Friday, November 11, 2011

Korean Tempest a Success

Co-sponsored by the Columbian College of Arts and Sciences, Medieval and Early Modern Studies Institute, the Korean Embassy, and other units at GW, and co-organized by new GW English professor Alexa Huang and colleagues in History, EALL, and Anthropology the Korean Tempest event was a huge success this weekend, with over 100 people from the community and GW in the audience. The renowned Korean director and playwright of over 60 original plays Mr. OH Tae-suk visited GW and spoke at the colloquium on Saturday, November 5, to shed light on his methods of artistic creation and his vision for The Tempest. The filmed version of the performance in Edinburgh was screened in the Elliott School of International Affairs on Friday, November 4. Oh's Tempest won the prestigious Herald Angel Award at the Edinburgh International Festival this year (August 2011).


Oh's Tempest (Mokwha Repertory Company) opened with a bang with a storm scene that transported Shakespeare's The Tempest to 5th century Korea. Prospero's book of magic transformed into a multi-colored magical fan which he handed over to the audience at the end of the play. Caliban became a two-headed monster (played by two talented actors in one robe) who is sawn apart. Oh adopts a remarkably light, fun approach to a play that has routinely been politicized in postcolonial discourses and to the volatile political situation in the two Koreas today.

Video highlights are now available online with English subtitles:



The editor of Shakespeare Quarterly and Folger Shakespeare Library research division director Dr. David Schalwkyk gave brilliant opening remarks, and GW English professor Alexa Huang introduced the film on Friday. She gave a talk on global Shakespeare on Saturday.

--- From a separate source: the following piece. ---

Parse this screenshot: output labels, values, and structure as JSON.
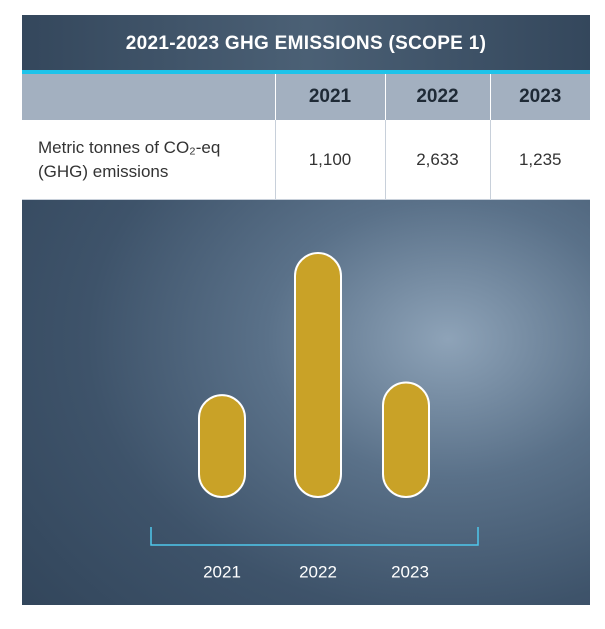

Students who attended the event were impressed by the deep baritone drums and turbulent music. They wrote: "The stage bursts forth with color and white robed dancers elegantly gesticulating with beautiful white pieces of cloth." The audience, they said, was treated to "a jarring visual portrait of the stormy opening scene." They were fond of the Caliban as two-headed monster (or Siamese twin) "consisting of a normal-sized man and his 'little brother,' a figure of diminutive stature. By giving Caliban two heads, Oh Tae-suk gives added depth to the character that can now converse with itself and have two separate personalities. In Shakespeare’s original play Caliban maintains several child-like features and has been molded by Prospero’s teachings as a child. Oh maintains the child-like aspects of Caliban within the smaller Siamese twin, often referred to as “Little Brother.”